The three-point plan covering security, justice and development put the area's military commander in charge of both security forces and local officials trying to restore order, a statement from the president's office said.
Bouteflika ordered the prosecutor in the region to follow all lawbreakers "with diligence and severity,'' the statement said.
The violence in the poor desert region of Ghardaia, more than 600 kilometers (375 miles) south of Algiers, was the latest episode of sporadic but sometimes deadly unrest between rival gangs of Berbers and Arabs.
Riot police moved in to fight fires and vandalism targeting shops, cars and public buildings in the towns of Guerrara, Ghardaia and Berianne, the official APS news agency reported.
It was not immediately clear how many security forces were in the region.
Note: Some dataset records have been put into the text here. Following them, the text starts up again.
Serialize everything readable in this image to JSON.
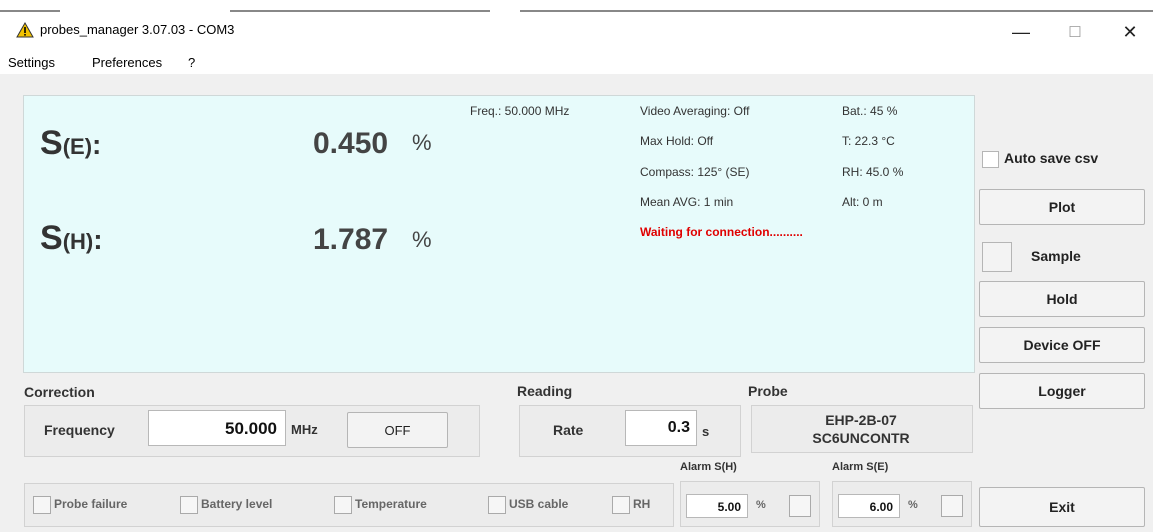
{
  "window": {
    "title": "probes_manager 3.07.03 - COM3",
    "minimize_glyph": "—",
    "maximize_glyph": "☐",
    "close_glyph": "✕"
  },
  "menu": {
    "items": [
      "Settings",
      "Preferences",
      "?"
    ]
  },
  "display": {
    "se_label": "S",
    "se_sub": "(E)",
    "se_colon": ":",
    "se_value": "0.450",
    "se_unit": "%",
    "sh_label": "S",
    "sh_sub": "(H)",
    "sh_colon": ":",
    "sh_value": "1.787",
    "sh_unit": "%",
    "freq": "Freq.: 50.000 MHz",
    "video_avg": "Video Averaging: Off",
    "max_hold": "Max Hold: Off",
    "compass": "Compass: 125° (SE)",
    "mean_avg": "Mean AVG: 1 min",
    "status": "Waiting for connection..........",
    "battery": "Bat.:  45 %",
    "temperature": "T: 22.3 °C",
    "humidity": "RH: 45.0 %",
    "altitude": "Alt: 0 m"
  },
  "side": {
    "auto_save_label": "Auto save csv",
    "plot": "Plot",
    "sample": "Sample",
    "hold": "Hold",
    "device_off": "Device OFF",
    "logger": "Logger",
    "exit": "Exit"
  },
  "correction": {
    "title": "Correction",
    "frequency_label": "Frequency",
    "frequency_value": "50.000",
    "frequency_unit": "MHz",
    "off_button": "OFF"
  },
  "reading": {
    "title": "Reading",
    "rate_label": "Rate",
    "rate_value": "0.3",
    "rate_unit": "s"
  },
  "probe": {
    "title": "Probe",
    "line1": "EHP-2B-07",
    "line2": "SC6UNCONTR"
  },
  "alarms": {
    "sh_title": "Alarm S(H)",
    "sh_value": "5.00",
    "sh_unit": "%",
    "se_title": "Alarm S(E)",
    "se_value": "6.00",
    "se_unit": "%"
  },
  "indicators": [
    "Probe failure",
    "Battery level",
    "Temperature",
    "USB cable",
    "RH"
  ],
  "colors": {
    "display_bg": "#e7fbfb",
    "status_red": "#e00000"
  }
}
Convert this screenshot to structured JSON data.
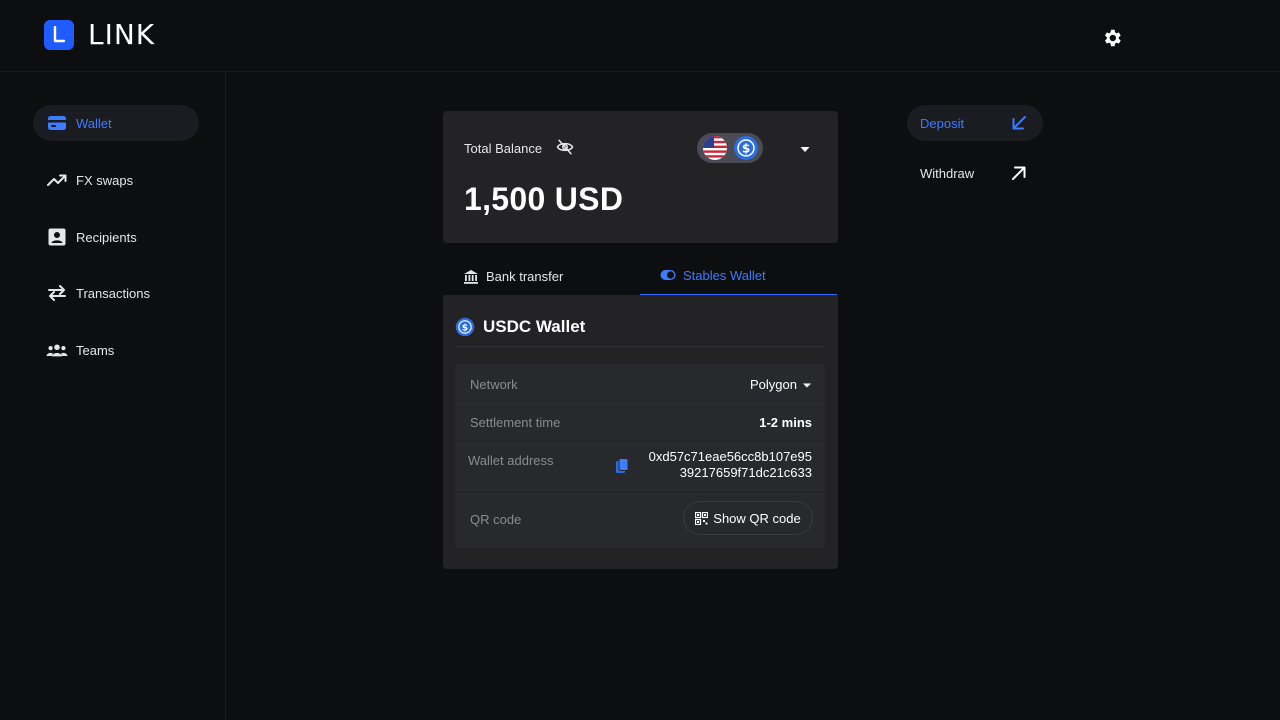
{
  "app": {
    "name": "LINK"
  },
  "sidebar": {
    "items": [
      {
        "label": "Wallet",
        "icon": "wallet-icon",
        "active": true
      },
      {
        "label": "FX swaps",
        "icon": "trending-up-icon"
      },
      {
        "label": "Recipients",
        "icon": "contact-icon"
      },
      {
        "label": "Transactions",
        "icon": "swap-arrows-icon"
      },
      {
        "label": "Teams",
        "icon": "people-icon"
      }
    ]
  },
  "balance": {
    "label": "Total Balance",
    "amount": "1,500 USD",
    "currencies": [
      "us-flag-icon",
      "usdc-icon"
    ]
  },
  "tabs": [
    {
      "label": "Bank transfer",
      "icon": "bank-icon",
      "active": false
    },
    {
      "label": "Stables Wallet",
      "icon": "toggle-icon",
      "active": true
    }
  ],
  "wallet": {
    "title": "USDC Wallet",
    "network_label": "Network",
    "network_value": "Polygon",
    "settlement_label": "Settlement time",
    "settlement_value": "1-2 mins",
    "address_label": "Wallet address",
    "address_line1": "0xd57c71eae56cc8b107e95",
    "address_line2": "39217659f71dc21c633",
    "qr_label": "QR code",
    "qr_button": "Show QR code"
  },
  "actions": {
    "deposit": "Deposit",
    "withdraw": "Withdraw"
  },
  "colors": {
    "background": "#0d0e10",
    "card": "#232325",
    "accent": "#2a6cff",
    "active_text": "#3d7bff"
  }
}
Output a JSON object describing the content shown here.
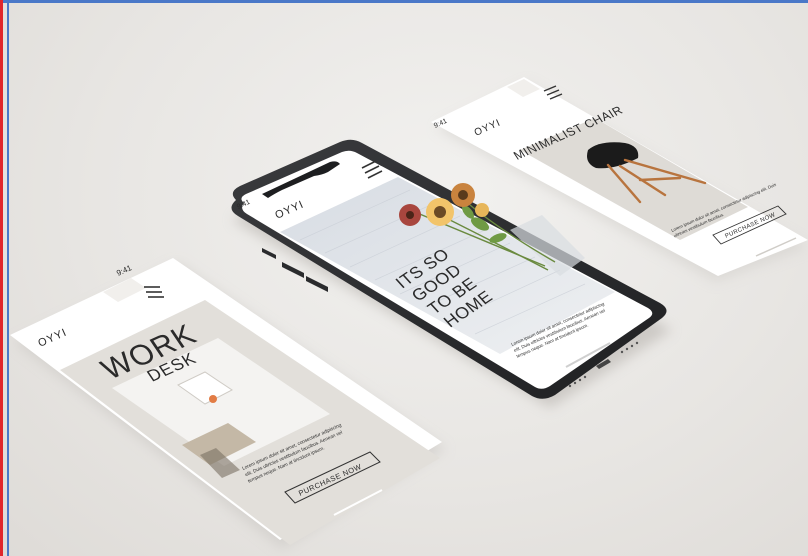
{
  "phone_left": {
    "status_time": "9:41",
    "logo": "OYYI",
    "headline_1": "WORK",
    "headline_2": "DESK",
    "body_text": "Lorem ipsum dolor sit amet, consectetur adipiscing elit. Duis ultricies vestibulum faucibus. Aenean vel tempus neque. Nam at tincidunt ipsum.",
    "cta": "PURCHASE NOW"
  },
  "phone_center": {
    "status_time": "9:41",
    "logo": "OYYI",
    "hero_line_1": "ITS SO",
    "hero_line_2": "GOOD",
    "hero_line_3": "TO BE",
    "hero_line_4": "HOME",
    "body_text": "Lorem ipsum dolor sit amet, consectetur adipiscing elit. Duis ultricies vestibulum faucibus. Aenean vel tempus neque. Nam at tincidunt ipsum."
  },
  "phone_right": {
    "status_time": "9:41",
    "logo": "OYYI",
    "headline": "MINIMALIST CHAIR",
    "body_text": "Lorem ipsum dolor sit amet, consectetur adipiscing elit. Duis ultricies vestibulum faucibus.",
    "cta": "PURCHASE NOW"
  },
  "colors": {
    "background": "#e9e7e4",
    "phone_frame": "#2b2c2e",
    "screen": "#ffffff",
    "card_tint": "#e4e1dc"
  },
  "icons": [
    "hamburger-menu-icon",
    "signal-icon",
    "battery-icon"
  ]
}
At one point last year, thousands of troops were sent in to quell a spike in violence.
The prefecture put the number of dead in the latest clashes over two days at 22, most of them on Wednesday.
APS said most of the deaths were from "projectiles'' and occurred in Guerrara, 120 kilometers (75 miles) northeast of Ghardaia. One person was fatally wounded in Ghardaia when hit by a rock to the head. Dozens of others were injured, some seriously, APS said.
The daily El Watan reported gunfire during the unrest and wrote that "masked hordes on big motorbikes were combing neighborhoods of Guerrara and seeding terror among the population.''
Bouteflika sent Algeria's interior minister to the area and later called an urgent, high-level security meeting to discuss the gravity of the latest confrontations and decide on a plan of action. Among those present were the prime minister, defense officials and the army chief of staff.
Ghardaia, a UNESCO world heritage site, has been at the epicenter of the unrest. Members of the local Berber community, known as Mozabites, speak their own language and follow a different school of Islam than the majority of Algerians. The two groups compete over limited jobs, land and housing in the impoverished south.
Tensions escalated after a Mozabite cemetery was desecrated in December 2013. By October of last year, a dozen people had been killed and hundreds injured in clashes.
The three-point plan issued by the president's office Wednesday also included an order to put in place previously planned programs to spur economic and social development.